### Sieve of Eratosthenes

- We previously saw how we can check the primality of a number
- Now imagine we are given a large number of numbers to check (say 100 million numbers). Obviously, we don't want to call `is_prime()` 100 million times. This is where the sieve comes in handy

- The idea behind the sieve is simple. Imagine a set of numbers $\{1, 2, ... 50 \}$
    - Starting from 2 (which is prime), we multiply 2 by all integers up and terminate when $2 * x > 50$. For each value of the multiplication, we mark the number as non-prime.
    - Next, we find that 3 is prime (since it has not yet been marked as non-prime), and do the same thing.
        - Notice that we only need to start marking numbers as non-prime from $3^2$. This is because all multiples of 3 less than $3^2$ (i.e. 3*2) are already marked as non-prime!
    - 4 is non-prime (already marked by 2*2), so we skip.
    - Once we reach a value $x$ where $x^2$ exceeds 50, we can terminate the loop

- Time complexity
    - The time complexity of the Eratosthenes sieve is somewhat tricky to calculate
    - We first highlight that, at number 2, we need to loop over $\frac{N}{2}$ other numbers
    - Then for number 3, we need to loop over $\frac{N}{3}$
    - Then for prime number $i$, we need to loop over $\frac{N}{i}$ numbers
    - As $N$ gets very large, we will loop over $\frac{N}{2} + \frac{N}{3} + \frac{N}{5} + ... = N * [\frac{1}{2} + \frac{1}{3} + ...]$

    - It has been proven (https://en.wikipedia.org/wiki/Divergence_of_the_sum_of_the_reciprocals_of_the_primes) that the sum of prime reciprocals up to some prime $i$ is bounded by $\log \log(n)$

    - Therefore, the limit of this goes to $O(N \cdot \log \log(n))$

In [1]:
import numpy as np

def sieve_of_eratosthenes(largest_number: int) -> np.array:
    '''
    Time complexity: O(N log log(N)), by sum of prime reciprocals
    '''
    is_prime = [True] * (largest_number+1)
    is_prime[0] = False
    is_prime[1] = False

    for num in range(2, largest_number):
        if is_prime[num]:
            ## Note that we start from n**2 instead of num.

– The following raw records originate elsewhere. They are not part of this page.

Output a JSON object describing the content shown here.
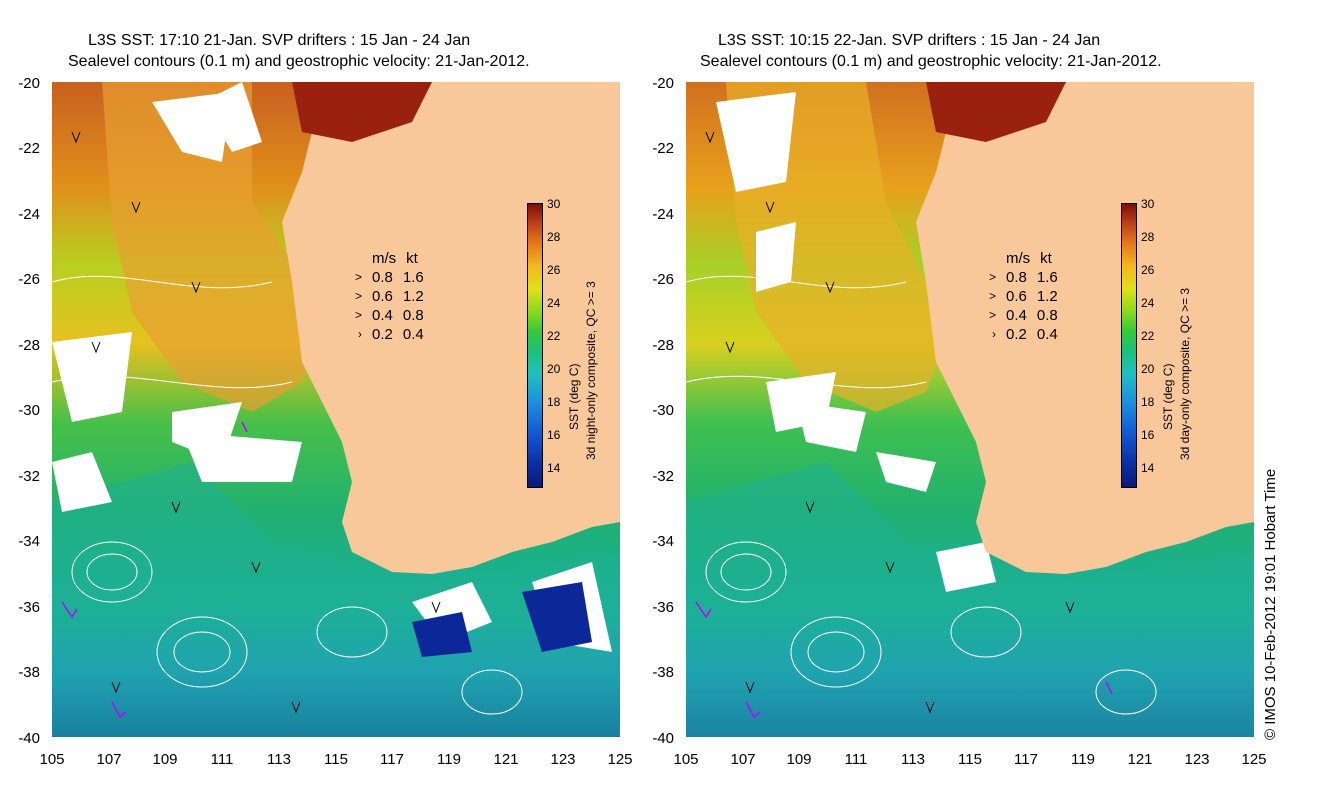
{
  "left_panel": {
    "title_line1": "L3S SST: 17:10 21-Jan. SVP drifters : 15 Jan - 24 Jan",
    "title_line2": "Sealevel contours (0.1 m) and geostrophic velocity: 21-Jan-2012.",
    "colorbar_label": "SST (deg C)",
    "colorbar_sublabel": "3d night-only composite, QC >= 3"
  },
  "right_panel": {
    "title_line1": "L3S SST: 10:15 22-Jan. SVP drifters : 15 Jan - 24 Jan",
    "title_line2": "Sealevel contours (0.1 m) and geostrophic velocity: 21-Jan-2012.",
    "colorbar_label": "SST (deg C)",
    "colorbar_sublabel": "3d day-only composite, QC >= 3"
  },
  "legend": {
    "header_ms": "m/s",
    "header_kt": "kt",
    "rows": [
      {
        "ms": "0.8",
        "kt": "1.6"
      },
      {
        "ms": "0.6",
        "kt": "1.2"
      },
      {
        "ms": "0.4",
        "kt": "0.8"
      },
      {
        "ms": "0.2",
        "kt": "0.4"
      }
    ]
  },
  "axes": {
    "y_ticks": [
      "-20",
      "-22",
      "-24",
      "-26",
      "-28",
      "-30",
      "-32",
      "-34",
      "-36",
      "-38",
      "-40"
    ],
    "x_ticks": [
      "105",
      "107",
      "109",
      "111",
      "113",
      "115",
      "117",
      "119",
      "121",
      "123",
      "125"
    ],
    "lon_range": [
      105,
      125
    ],
    "lat_range": [
      -40,
      -20
    ]
  },
  "colorbar": {
    "ticks": [
      "30",
      "28",
      "26",
      "24",
      "22",
      "20",
      "18",
      "16",
      "14"
    ],
    "range": [
      13,
      30
    ]
  },
  "credit": "© IMOS 10-Feb-2012 19:01 Hobart Time",
  "colors": {
    "land": "#f8c89a",
    "cloud": "#ffffff",
    "contour": "#ffffff",
    "arrow": "#000000"
  }
}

This is because, for any given prime number, the intermediate multiples involving smaller values must already have been acounted for in the earlier part of the loop. For example, if we want to sieve out multiples of 5, there is no reason to look at 5*2 and 5*3, because it will already have been resolved in earlier loops involving the 2 and 3 primes. 5*4 is also done, because 5*4 = 5*2*2 = 2*10, which was resolved in the 2 loop
            for num_multiple in np.arange(num**2, largest_number+1, num):
                is_prime[num_multiple] = False
                
    return np.where(is_prime)[0]
    
sieve_of_eratosthenes(50)

array([ 2,  3,  5,  7, 11, 13, 17, 19, 23, 29, 31, 37, 41, 43, 47])

### Find the N-th prime

- Assume N takes on a maximum of 1 million
- The first 1 million primes are within the first 20million numbers

In [22]:
def find_nth_prime(n: int) -> int:
    lim = 20_000_000
    is_prime = np.ones(lim+1)
    is_prime[0], is_prime[1] = 0, 0
    
    for num in range(2, n):
        if is_prime[num]:
            is_prime[num**2 : lim+1 : num] = 0
    
    # primes = np.where(is_prime)[0]
    primes = np.flatnonzero(is_prime)
    return primes[n-1]

find_nth_prime(300)

1987